Hmmmmmm, but do I really need to dwell on depressing thoughts and work at gaining pity?  I think the answer to that question would have to be a big fat(and I mean really fat)

 NO!!!

It seems that 90% of all the blogs I look at are always just a place for people to talk about how crappy things are and then tell how much they wish things were better.  I definitely don’t want this to be like that.  I’ll write my thoughts down, and I’m sure I will feel confused and weird sometimes.  But I never want that to become the focus of what I write.

So Pez–you may be asking–if you didn’t start a blog to gain pity or dwell on how depressed you are, what did you start it for?!?!?  Well, that’s a very good question.  I commend you for asking.  The truth is, I’m not really sure.  I guess I figured that since I can’t talk to half of my friends–and I don’t really get much of I chance to talk to the other half that much either–I could at least have a place for people to check and know that I’m still alive.

So yes, if you’ve found this blog, I AM STILL ALIVE.

Okay.  So now that you know I’m still alive, you’re probably wondering what in the world I’m going to fill this blog with.  Surely I’m not just going to update on how alive I am.  That would be rude and extremely unfulfilling.  Don’t worry!  I know how deep your Pezzy desire is.  I won’t let you down.  Or at least I’ll try not to.

I’m still not really sure what I’m going to write here.  I mean, I’m in a prayer room for at least six hours a day, so I’m sure I’ll have some spiritual insight to put on here.  But I don’t want this to become one of those preachy, teachy blogs.  That’d get boring after a while.  I’ll talk about what’s going on in my life.  If I get a really cool revelation, I might share it with you all.  Though many of my revelations are between me and God, so don’t expect a ton of that.  I’ll probably put up a silly story or badly rhymed poem every so often, just for fun.

I want this to be fun.  I don’t really want to have some uber point that I’m trying to get across.  I just want to write like I’m talking with my friends and hope that some of them will actually spend time reading it.  I don’t want you all to forget about me for goodness sake!
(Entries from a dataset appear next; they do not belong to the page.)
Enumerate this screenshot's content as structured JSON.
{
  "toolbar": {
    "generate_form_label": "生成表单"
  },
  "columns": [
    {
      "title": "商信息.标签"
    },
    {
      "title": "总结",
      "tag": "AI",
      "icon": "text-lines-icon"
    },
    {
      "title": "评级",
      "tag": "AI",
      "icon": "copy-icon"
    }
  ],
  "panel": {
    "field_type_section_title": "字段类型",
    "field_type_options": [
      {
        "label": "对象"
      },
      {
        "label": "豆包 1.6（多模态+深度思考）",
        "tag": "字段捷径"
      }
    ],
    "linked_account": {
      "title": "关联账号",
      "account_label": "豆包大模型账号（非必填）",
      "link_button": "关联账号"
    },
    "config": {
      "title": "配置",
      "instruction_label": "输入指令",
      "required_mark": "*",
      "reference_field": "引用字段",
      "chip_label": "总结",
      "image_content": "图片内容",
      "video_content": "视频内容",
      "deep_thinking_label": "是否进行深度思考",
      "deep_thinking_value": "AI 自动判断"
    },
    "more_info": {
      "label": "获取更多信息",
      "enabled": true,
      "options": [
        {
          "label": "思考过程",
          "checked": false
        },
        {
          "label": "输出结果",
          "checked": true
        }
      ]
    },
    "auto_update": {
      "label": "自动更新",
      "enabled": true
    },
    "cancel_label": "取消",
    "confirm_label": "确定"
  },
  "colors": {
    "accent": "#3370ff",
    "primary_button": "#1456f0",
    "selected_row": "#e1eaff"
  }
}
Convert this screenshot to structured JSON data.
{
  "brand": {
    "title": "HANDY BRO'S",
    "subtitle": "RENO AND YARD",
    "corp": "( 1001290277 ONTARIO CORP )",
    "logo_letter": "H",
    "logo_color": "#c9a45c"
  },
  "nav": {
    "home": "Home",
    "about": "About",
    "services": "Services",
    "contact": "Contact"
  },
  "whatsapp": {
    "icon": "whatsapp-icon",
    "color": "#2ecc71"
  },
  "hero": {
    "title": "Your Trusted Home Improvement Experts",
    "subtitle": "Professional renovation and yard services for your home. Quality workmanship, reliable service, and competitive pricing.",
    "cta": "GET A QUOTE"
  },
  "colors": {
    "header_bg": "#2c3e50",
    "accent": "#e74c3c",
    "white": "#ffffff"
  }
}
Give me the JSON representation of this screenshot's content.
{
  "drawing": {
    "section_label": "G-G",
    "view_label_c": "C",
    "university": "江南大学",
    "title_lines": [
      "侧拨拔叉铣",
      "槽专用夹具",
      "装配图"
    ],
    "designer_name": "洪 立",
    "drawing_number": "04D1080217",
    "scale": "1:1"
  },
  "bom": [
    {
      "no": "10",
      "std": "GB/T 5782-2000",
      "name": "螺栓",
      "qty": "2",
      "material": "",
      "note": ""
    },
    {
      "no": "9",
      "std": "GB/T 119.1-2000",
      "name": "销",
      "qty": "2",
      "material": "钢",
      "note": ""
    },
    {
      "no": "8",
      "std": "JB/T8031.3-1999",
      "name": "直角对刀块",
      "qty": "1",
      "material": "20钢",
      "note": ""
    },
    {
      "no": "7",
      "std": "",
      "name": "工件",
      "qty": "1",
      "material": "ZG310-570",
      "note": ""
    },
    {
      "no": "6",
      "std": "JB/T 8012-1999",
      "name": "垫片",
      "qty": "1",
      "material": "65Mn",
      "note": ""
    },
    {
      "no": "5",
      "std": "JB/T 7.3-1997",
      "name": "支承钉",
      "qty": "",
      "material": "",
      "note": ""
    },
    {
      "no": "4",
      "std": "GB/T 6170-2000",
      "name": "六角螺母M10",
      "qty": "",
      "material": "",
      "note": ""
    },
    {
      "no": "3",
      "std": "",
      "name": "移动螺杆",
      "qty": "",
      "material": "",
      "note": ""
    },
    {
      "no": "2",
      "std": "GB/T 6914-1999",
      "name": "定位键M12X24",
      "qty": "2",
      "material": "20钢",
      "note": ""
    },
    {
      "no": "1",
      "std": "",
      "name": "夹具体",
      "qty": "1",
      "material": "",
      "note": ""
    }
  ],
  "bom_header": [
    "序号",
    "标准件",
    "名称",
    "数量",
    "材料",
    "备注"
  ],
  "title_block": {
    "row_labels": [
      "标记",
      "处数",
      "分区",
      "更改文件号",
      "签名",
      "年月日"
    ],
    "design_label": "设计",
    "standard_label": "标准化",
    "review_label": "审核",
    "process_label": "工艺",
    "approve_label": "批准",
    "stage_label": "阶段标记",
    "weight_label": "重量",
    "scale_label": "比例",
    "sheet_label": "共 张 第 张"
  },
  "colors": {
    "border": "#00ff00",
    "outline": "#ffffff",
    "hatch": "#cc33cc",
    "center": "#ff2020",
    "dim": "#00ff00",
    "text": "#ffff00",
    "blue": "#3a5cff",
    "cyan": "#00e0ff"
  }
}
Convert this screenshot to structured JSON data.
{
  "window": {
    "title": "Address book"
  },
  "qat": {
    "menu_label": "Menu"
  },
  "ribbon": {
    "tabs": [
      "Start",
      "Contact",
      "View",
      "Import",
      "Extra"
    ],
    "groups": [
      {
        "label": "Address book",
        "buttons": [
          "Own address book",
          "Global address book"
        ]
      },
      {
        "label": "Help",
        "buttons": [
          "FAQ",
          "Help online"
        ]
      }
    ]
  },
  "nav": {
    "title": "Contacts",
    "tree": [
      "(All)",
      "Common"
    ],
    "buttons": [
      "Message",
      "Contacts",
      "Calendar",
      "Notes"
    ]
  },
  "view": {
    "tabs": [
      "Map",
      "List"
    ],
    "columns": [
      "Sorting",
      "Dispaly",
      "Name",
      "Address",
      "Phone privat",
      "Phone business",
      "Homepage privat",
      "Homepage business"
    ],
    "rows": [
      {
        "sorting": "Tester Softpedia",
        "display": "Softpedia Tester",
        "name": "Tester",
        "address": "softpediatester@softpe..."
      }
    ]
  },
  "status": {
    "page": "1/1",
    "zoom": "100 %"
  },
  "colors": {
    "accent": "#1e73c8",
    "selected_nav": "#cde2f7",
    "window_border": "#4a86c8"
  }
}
XP

Anyway, I do have some rules.  Because this internship is a time of consecration, I’m not allowed to talk to girls over the internet, texting, etc.  So I’d appreciate it if girls didn’t comment on anything here.  That would ’cause me to want to reply, and I really don’t want the temptation to break the rules.  Guys though, please do comment and just say hi or something.  It’ll at least let me know that I’m not wasting my time here.

If my peeps back home will read it though, I’ll keep it going.  Cooliness dudes.  Well, here’s a riddle to keep you occupied while you wait for another post.

There once was a man

Who had a Sedan,

But his car never worked nor had gas;

Then he woke up one day

And shouted horray,

As he heard his car playing jazz

He ran to the car

For it wasn’t very far

To find what had fixed his machine

But all that he found

Was the musical sound;

And his car was nowhere to be seen

 

The question is:  If the jazz music didn’t come from the car, where did it come from?